Cuando se produce la crisis de Dios, se comienza a contabilizarlo todo con los criterios de utilidad. Y Dios no es programable. Nuestra postura contemplativa de la oración es hacerle sitio en nuestro interior, interpretar sus exigencias, respetar su imprevisibilidad.
Debemos acoger el misterio que implica la dilatación continua de nuestros espacios, la superación de nuestras medidas.
En su carta a los romanos, San Pablo entra directamente en el asunto cuando dice: “El Espíritu viene en ayuda de nuestra debilidad porque ni siquiera sabemos que nos conviene pedir, pero el Espíritu mismo intercede con insistencia por nosotros, con gemidos inefables”. (Romanos 8: 26-27).
En la oración, el verdadero protagonista es Dios. Nosotros empezamos a rezar con la impresión de que es una iniciativa nuestra; en cambio, es siempre una iniciativa de Dios en nosotros.
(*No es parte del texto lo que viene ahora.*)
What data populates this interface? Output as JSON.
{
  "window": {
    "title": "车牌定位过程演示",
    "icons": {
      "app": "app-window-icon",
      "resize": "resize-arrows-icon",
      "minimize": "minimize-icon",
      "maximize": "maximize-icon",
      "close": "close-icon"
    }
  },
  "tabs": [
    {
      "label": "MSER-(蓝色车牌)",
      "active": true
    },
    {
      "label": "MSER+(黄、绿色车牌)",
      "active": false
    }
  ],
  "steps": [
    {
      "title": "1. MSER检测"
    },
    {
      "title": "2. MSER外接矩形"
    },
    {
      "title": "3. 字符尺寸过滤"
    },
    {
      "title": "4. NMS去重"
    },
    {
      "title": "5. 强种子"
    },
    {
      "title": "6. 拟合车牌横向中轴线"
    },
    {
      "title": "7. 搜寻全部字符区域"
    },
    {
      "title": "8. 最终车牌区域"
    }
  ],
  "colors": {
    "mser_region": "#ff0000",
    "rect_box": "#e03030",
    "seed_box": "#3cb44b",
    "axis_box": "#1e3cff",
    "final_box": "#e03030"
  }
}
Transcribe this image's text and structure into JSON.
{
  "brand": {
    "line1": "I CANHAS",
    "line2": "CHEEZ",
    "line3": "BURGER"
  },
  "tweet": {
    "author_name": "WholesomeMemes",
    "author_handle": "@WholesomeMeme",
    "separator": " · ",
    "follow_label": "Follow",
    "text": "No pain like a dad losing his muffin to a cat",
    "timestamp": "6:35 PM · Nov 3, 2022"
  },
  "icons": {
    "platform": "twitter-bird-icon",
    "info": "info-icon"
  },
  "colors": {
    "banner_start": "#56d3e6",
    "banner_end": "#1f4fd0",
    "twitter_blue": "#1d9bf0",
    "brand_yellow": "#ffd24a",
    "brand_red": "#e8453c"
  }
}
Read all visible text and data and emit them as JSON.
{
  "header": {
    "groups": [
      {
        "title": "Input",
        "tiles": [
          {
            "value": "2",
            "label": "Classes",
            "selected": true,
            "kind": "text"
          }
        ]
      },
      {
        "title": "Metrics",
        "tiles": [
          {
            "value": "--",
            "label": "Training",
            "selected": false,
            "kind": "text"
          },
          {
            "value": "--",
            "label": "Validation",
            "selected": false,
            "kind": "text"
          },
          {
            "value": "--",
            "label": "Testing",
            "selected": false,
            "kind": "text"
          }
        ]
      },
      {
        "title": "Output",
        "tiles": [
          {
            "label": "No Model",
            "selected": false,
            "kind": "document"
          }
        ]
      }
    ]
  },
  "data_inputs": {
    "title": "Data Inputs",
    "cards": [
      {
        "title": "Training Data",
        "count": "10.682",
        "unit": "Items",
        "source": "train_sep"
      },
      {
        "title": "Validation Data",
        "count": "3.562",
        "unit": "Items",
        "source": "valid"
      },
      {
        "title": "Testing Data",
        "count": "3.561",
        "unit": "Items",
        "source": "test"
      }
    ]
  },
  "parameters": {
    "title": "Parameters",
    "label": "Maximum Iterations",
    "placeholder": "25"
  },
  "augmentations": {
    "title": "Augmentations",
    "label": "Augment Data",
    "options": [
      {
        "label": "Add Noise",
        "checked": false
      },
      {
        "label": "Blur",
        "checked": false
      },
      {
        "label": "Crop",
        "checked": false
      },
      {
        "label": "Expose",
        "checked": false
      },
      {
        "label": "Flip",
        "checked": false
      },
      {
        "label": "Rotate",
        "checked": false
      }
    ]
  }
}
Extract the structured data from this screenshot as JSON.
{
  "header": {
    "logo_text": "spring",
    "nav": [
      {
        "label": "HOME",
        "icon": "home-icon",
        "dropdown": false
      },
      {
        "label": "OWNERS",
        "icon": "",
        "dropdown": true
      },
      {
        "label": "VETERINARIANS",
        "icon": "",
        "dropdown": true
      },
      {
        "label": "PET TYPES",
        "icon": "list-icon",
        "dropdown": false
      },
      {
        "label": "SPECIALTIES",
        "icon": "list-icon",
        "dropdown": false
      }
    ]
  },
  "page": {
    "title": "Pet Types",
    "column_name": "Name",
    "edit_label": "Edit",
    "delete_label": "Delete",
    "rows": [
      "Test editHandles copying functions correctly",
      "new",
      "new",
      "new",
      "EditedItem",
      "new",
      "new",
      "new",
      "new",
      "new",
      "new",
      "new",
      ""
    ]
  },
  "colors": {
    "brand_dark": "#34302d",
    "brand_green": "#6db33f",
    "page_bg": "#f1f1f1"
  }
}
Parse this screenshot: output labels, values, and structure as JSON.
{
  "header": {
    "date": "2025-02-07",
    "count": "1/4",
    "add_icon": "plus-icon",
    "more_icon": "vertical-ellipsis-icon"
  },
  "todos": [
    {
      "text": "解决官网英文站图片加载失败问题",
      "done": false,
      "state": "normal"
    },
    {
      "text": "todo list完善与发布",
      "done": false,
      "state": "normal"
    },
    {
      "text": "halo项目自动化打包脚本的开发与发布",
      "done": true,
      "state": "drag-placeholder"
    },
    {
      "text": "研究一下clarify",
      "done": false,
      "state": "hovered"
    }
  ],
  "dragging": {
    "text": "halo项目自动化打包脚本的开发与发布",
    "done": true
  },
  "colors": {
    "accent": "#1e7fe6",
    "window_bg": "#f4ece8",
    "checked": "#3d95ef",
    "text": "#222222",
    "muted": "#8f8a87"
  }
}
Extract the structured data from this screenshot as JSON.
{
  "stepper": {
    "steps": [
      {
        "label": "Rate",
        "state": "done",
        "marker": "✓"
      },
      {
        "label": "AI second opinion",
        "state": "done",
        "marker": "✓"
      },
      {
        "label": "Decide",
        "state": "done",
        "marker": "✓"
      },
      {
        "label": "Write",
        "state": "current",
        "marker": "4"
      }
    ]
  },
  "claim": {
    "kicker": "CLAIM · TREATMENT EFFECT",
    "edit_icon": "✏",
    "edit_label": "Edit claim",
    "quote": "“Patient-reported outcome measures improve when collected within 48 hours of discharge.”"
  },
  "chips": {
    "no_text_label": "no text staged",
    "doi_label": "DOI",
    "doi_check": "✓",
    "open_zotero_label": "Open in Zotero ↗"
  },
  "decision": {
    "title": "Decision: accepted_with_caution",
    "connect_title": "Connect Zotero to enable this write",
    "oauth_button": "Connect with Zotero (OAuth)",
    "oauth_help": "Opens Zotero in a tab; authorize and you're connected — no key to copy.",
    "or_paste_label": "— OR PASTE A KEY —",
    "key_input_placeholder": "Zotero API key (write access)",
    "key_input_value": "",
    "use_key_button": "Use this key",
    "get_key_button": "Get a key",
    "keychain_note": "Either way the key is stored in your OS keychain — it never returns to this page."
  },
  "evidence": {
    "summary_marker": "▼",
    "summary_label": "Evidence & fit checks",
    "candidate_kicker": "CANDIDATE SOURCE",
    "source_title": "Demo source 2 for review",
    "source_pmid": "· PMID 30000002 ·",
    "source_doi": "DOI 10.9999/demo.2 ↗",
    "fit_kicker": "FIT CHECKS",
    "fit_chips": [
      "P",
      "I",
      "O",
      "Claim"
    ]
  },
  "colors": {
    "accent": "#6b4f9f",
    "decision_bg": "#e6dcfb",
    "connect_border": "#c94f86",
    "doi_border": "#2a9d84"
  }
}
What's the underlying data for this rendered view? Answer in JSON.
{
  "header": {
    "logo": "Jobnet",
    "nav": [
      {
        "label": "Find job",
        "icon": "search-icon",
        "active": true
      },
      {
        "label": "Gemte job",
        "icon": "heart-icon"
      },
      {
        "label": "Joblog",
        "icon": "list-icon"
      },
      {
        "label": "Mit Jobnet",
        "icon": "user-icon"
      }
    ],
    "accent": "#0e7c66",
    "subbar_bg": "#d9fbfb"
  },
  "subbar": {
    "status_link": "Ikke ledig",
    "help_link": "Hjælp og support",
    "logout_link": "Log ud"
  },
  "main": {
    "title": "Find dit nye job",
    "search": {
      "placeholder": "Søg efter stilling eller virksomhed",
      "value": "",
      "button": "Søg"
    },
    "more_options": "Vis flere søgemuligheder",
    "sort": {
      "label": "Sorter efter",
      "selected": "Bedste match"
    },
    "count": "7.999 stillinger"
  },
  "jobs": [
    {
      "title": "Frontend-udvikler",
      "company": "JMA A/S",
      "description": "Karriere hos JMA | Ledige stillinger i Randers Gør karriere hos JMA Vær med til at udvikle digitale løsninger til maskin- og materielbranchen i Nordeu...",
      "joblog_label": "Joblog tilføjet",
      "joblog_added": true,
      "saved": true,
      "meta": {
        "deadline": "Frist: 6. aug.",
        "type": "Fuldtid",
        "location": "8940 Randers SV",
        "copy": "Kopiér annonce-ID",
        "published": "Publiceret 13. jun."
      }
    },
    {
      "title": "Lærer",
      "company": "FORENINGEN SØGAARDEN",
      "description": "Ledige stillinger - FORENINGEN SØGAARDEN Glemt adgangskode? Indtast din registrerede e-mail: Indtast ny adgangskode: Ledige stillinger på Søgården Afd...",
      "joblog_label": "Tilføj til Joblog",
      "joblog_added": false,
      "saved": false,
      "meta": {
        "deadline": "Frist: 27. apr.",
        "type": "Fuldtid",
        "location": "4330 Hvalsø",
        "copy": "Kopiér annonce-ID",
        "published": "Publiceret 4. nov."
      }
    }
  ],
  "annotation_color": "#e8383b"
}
La oración siempre es una obra de gloria. La persona alcanza la plenitud de la oración no cuando se expresa principalmente a sí mismo, en sus cosas, en su círculo cerrado, sino cuando permite que en ella se haga más plenamente presente el propio Dios.
En la oración tenemos que aprender que es lo que verdaderamente podemos pedirle a Dios, lo que es digno de Dios. Tenemos que aprender que no podemos pedir cosas superficiales y banales que deseamos en ese momento, la pequeña esperanza equivocada que nos aleja de Dios. Tenemos que purificar nuestros deseos y nuestras esperanzas.